Though they disagree on the significance of the stock market, both Mr. Buffet and President Obama have something in common; they are attempting to look beyond the current crisis into the future. Mr. Buffet is no doubt hedging his bets and doing all he can to protect his current and future wealth. President Obama it seems is doing nothing of the sort for the future wealth of the country.
Even before President Obama began proposing stimulus plans and spending bills to “fix” the economy, expert groups such as the Congressional Budget Office and the Federal Reserve were estimating the recession would end and a recovery would begin as soon as late 2009. Even so, the Federal Government successfully borrowed against future wealth to pay for a recession fix today, including billions of dollars on projects many think are wasteful.
This week hundreds of billions more are being proposed in a spending bill laden with earmarks, dozens of billions are helping shore up the tanking housing market and a new TARP plan will most likely be announced soon and could reach one trillion dollars. At this point the proper question to ask is, “Mr. President, when do you stop focusing on the present and instead start assisting the future?”
Economists agree that sustained economic growth relies on significant capital investment, technological gains and education improvements. To his credit, the President is trying to reach these lofty goals. However, he must not ignore the enormous cost of too much borrowing to pay for these goals. Every year the government must make interest payments to maintain the massive national debt. As the debt is certain to swell to levels approaching GDP, these interest payments swell along with it, although current borrowing by the government is nearly free. Indeed last year the government paid over $400 billion in interest alone.

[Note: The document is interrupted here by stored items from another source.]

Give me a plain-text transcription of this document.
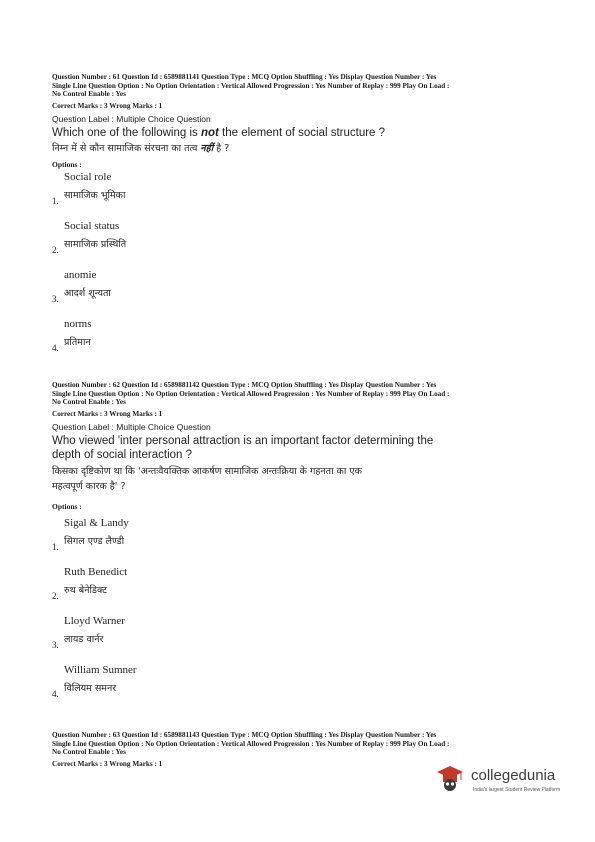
Question Number : 61 Question Id : 6589881141 Question Type : MCQ Option Shuffling : Yes Display Question Number : Yes
Single Line Question Option : No Option Orientation : Vertical Allowed Progression : Yes Number of Replay : 999 Play On Load :
No Control Enable : Yes
Correct Marks : 3 Wrong Marks : 1
Question Label : Multiple Choice Question
Which one of the following is not the element of social structure ?
निम्न में से कौन सामाजिक संरचना का तत्व नहीं है ?
Options :
Social role
सामाजिक भूमिका
1.
Social status
सामाजिक प्रस्थिति
2.
anomie
आदर्श शून्यता
3.
norms
प्रतिमान
4.
Question Number : 62 Question Id : 6589881142 Question Type : MCQ Option Shuffling : Yes Display Question Number : Yes
Single Line Question Option : No Option Orientation : Vertical Allowed Progression : Yes Number of Replay : 999 Play On Load :
No Control Enable : Yes
Correct Marks : 3 Wrong Marks : 1
Question Label : Multiple Choice Question
Who viewed 'inter personal attraction is an important factor determining the
depth of social interaction ?
किसका दृष्टिकोण था कि 'अन्तःवैयक्तिक आकर्षण सामाजिक अन्तःक्रिया के गहनता का एक
महत्वपूर्ण कारक है' ?
Options :
Sigal & Landy
सिगल एण्ड लैण्डी
1.
Ruth Benedict
रुथ बेनेडिक्ट
2.
Lloyd Warner
लायड वार्नर
3.
William Sumner
विलियम समनर
4.
Question Number : 63 Question Id : 6589881143 Question Type : MCQ Option Shuffling : Yes Display Question Number : Yes
Single Line Question Option : No Option Orientation : Vertical Allowed Progression : Yes Number of Replay : 999 Play On Load :
No Control Enable : Yes
Correct Marks : 3 Wrong Marks : 1
collegedunia
India's largest Student Review Platform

The debt continues to grow in size even as the largest challenge to face this country’s future has yet to be resolved. Entitlement spending is set to increase to new heights as the remainder of the baby boom generation retires over the next ten years. In fact, the Congressional Budget Office projects the debt held by the public will increase 61% by 2019. The government must act now and consider the future if it is to curb the unrelenting and enormous deficits Social Security and Medicare will certainly create.
Households have already started to look toward the future. In January they saved five percent of their disposable income, a proportion this country has not seen in decades. Generally households tend to save more when the future looks bleak. Unfortunately, they may be right. The government will be forced to heavily tax households and firms alike in order to maintain an enormous national debt and also support a large retiring segment of the population. Both President Obama and Congress must begin taking cues from households and look to managing a budget that hinges on spending restraint and entitlement reform. Strong forward looking policies constitute the true hope and change that Americans want. The Government has yet to deliver.